Szwedzcy piłkarze podczas losowania trenowali i o wynikach dowiedzieli się w szatni po zakończeniu zajęć.
Napastnik Victor Edvardsen przekazał, że losowanie śledził rzecznik prasowy i opowiedział drużynie o radości piłkarzy Lecha. "Niech się jednak nie cieszą zbyt wcześnie. W marcu zobaczymy, na co ich stać" - zaznaczył.
"Dobre losowanie, ale przeciwnik jest silny" - powiedział ofensywny pomocnik Magnus Eriksson.
ZOBACZ TAKŻE: "Brawa dla Lecha. Na zapleczu Europy też trzeba umieć wygrywać"
Dziennik "Aftonbladet" opisując czwartkowy mecz Lecha z Bodoe/Glimt (1:0), który dał "Kolejorzowi" awans do 1/8 finału LK, zwrócił uwagę na świetną grę kapitana polskiej drużyny, Szweda Mikaela Ishaka, który "z zimną krwią strzelił perfekcyjną bramkę i odesłał Norwegów do domu".
Szwedzkie media oceniły, że spotkania będą miały prawie "derbowy charakter", ponieważ w Lechu grają też rodacy Ishaka - Filip Dagerstal i Jesper Karlstroem, który przeszedł do Lecha w 2020 roku właśnie z Djurgardens, ale nadal jest bardzo popularny wśród sztokholmskich kibiców.

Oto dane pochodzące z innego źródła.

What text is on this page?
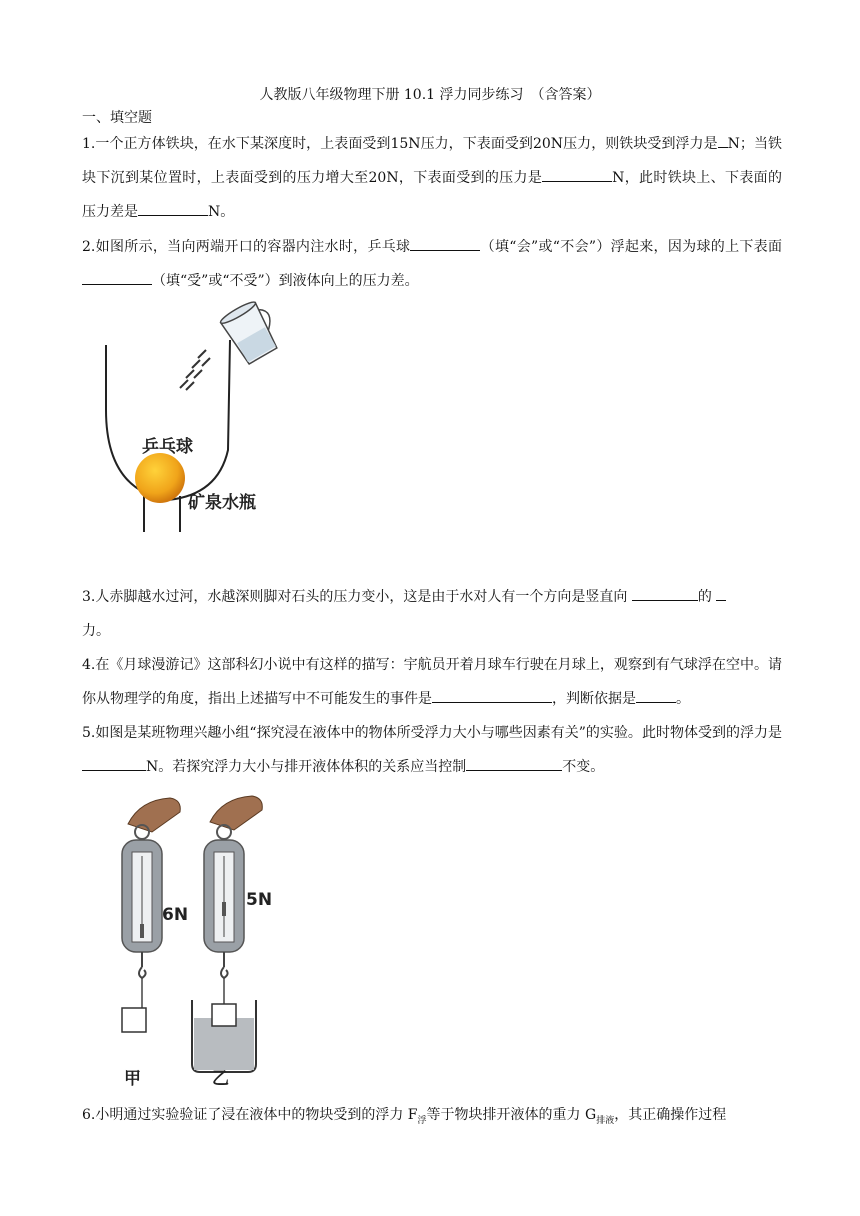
人教版八年级物理下册 10.1 浮力同步练习　（含答案）
一、填空题
1.一个正方体铁块，在水下某深度时，上表面受到15N压力，下表面受到20N压力，则铁块受到浮力是 N；当铁块下沉到某位置时，上表面受到的压力增大至20N，下表面受到的压力是	N，此时铁块上、下表面的压力差是	N。
2.如图所示，当向两端开口的容器内注水时，乒乓球	（填“会”或“不会”）浮起来，因为球的上下表面（填“受”或“不受”）到液体向上的压力差。
乒乓球
矿泉水瓶
3.人赤脚越水过河，水越深则脚对石头的压力变小，这是由于水对人有一个方向是竖直向	的
力。
4.在《月球漫游记》这部科幻小说中有这样的描写：宇航员开着月球车行驶在月球上，观察到有气球浮在空中。请你从物理学的角度，指出上述描写中不可能发生的事件是	，判断依据是	。
5.如图是某班物理兴趣小组“探究浸在液体中的物体所受浮力大小与哪些因素有关”的实验。此时物体受到的浮力是N。若探究浮力大小与排开液体体积的关系应当控制	不变。
6N
甲
5N
乙
6.小明通过实验验证了浸在液体中的物块受到的浮力 $F_浮$等于物块排开液体的重力 $G_{排液}$，其正确操作过程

Według telewizji SVT przeciwnik "jest trudny, ale "do pokonania".
"Djurgardens wylosował dobrze biorąc pod uwagę, że przeciwnikiem mogły zostać takie zespoły, jak Fiorentina czy Lazio Rzym" - skomentował były piłkarz reprezentacji Szwecji, a obecnie ekspert kanału Daniel Nannskog.
Dodał że "celem Djurgardens powinien być wyrównany wynik w pierwszym meczu w Poznaniu przed rewanżem na sztucznej trawie wypełnionego przez 30 tysięcy widzów stadionu Tele2 Arena w Sztokholmie"
Mecze 1/8 finału LK zaplanowano na 9 i 16 marca.